The surgeon and patient may elect to have a “superficialis” finger in any of the following circumstances: when there is significant damage to the FDP tendon, when the DIP joint is damaged, when the quality of the fibro-osseous tunnel from the PIP joint distally is severely compromised, when complex bone and joint injuries occur distal to the PIP joint, or when there is damage to the A4 pulley system. In this technique the function of digital flexion is provided by FDS only. When an isolated zone 1 injury occurs, which is the only flexor tendon injury, and a superficialis muscle–tendon unit is intact, tendon reconstruction is not required. In this case addressing the associated soft tissue problems is appropriate. Additionally, depending on the laxity of the DIP joint and the possibility of hyperextension or “joint collapse” with pinch, either tenodesis using a distal stump of FDP or arthrodesis using pin or screws across the DIP joint after preparation of DIP joint for arthrodesis can be performed. If the proximal FDP stump is tender to palpation or deep pressure when gripping functions are performed, excision of the proximal stump to shorten it so the proximal end lies in the proximal palm, carpal canal, or forearm is indicated. This may be an acceptable reconstruction, given the lengthy alternative of staged tendon reconstruction or when the expectation of success of staged tendon reconstruction is guarded given concomitant injury to the digit.

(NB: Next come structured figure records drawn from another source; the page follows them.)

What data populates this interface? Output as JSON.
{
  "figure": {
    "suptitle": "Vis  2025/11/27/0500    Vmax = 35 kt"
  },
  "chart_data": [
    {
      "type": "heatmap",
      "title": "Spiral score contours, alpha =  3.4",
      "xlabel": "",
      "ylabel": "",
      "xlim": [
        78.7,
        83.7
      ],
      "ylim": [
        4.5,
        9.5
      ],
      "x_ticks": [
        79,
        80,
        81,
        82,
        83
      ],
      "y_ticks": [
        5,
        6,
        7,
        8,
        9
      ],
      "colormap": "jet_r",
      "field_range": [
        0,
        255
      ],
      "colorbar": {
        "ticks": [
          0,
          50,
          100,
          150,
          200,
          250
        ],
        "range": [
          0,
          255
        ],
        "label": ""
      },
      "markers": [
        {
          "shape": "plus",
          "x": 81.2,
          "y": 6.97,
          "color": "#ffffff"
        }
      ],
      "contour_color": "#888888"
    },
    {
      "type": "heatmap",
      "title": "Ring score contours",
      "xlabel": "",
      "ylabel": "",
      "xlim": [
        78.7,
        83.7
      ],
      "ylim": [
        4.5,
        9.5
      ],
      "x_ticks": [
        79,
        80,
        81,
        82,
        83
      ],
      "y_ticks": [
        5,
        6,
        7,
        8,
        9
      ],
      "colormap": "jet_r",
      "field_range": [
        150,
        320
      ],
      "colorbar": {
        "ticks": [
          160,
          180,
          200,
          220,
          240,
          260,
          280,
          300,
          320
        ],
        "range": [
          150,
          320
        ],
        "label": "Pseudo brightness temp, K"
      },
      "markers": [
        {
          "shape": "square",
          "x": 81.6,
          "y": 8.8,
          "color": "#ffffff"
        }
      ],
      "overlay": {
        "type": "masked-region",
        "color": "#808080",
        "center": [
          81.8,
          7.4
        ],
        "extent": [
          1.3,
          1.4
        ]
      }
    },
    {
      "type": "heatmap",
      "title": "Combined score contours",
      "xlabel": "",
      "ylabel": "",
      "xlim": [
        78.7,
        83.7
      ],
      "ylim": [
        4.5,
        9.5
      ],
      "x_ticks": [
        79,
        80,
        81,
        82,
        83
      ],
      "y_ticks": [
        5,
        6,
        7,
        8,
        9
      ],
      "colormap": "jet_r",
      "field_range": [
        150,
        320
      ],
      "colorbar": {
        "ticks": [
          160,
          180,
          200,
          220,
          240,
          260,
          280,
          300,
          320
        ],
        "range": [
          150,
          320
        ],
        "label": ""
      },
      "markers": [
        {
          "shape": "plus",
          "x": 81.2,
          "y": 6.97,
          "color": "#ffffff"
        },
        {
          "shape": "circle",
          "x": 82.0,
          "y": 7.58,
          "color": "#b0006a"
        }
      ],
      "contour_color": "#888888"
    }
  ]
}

Staged tendon reconstruction may be desirable in the face of simultaneous tendon and pulley damage since it is difficult to successfully reconstruct a critical pulley and a flexor tendon and to rehabilitate both simultaneously. In these cases a staged tendon reconstruction is an excellent choice, with formal pulley reconstruction being performed at the time of the index (stage one) operation. The benefit of this staged tendon reconstruction is that with passive tendon rods there is no significant tension on the pulley, which is given an opportunity to heal prior to passage of an active tendon unit, tendon rod, or tendon graft.
The traditional pulley reconstructions utilize flexor tendon remnants, either FDP for staged flexor tendon reconstruction in which flexor tendon is sacrificed or in situations where FDS can be removed for the purposes of tendon pulley reconstruction.
An alternative source can be extensor or flexor retinaculum from the wrist. This alternative has the advantage of thinner tissue, which still has good strength. The desired repair at the proximal phalanx level for the A2 pulley is to have a continuous loop of tissue that is passed dorsally underneath the extensor apparatus and between the extensor and the dorsum of the proximal phalanx bone and volarly at the level of the fibro-osseous tunnel. It can be sutured to itself and supplemental sutures placed to the surrounding soft tissue. Alternatively, remnants of the fibro-osseous tunnel attachment to the phalanx itself can be utilized to suture the graft, or used as a belt loop to pass the graft through. In this way, a non-360-degree circumferential pulley reconstruction can be performed. This can be a much weaker pulley reconstruction, however, and has a higher likelihood of failure than 360-degree circumferential pulley grafts.
At the level of the middle phalanx for the A4 pulley, the pulley reconstruction can have a 360-degree circumferential loop—in this case superficial to the extensor tendon mechanism dorsally as it goes into the terminal tendon insertion of the DIP joint level ( Fig. 37-2 ).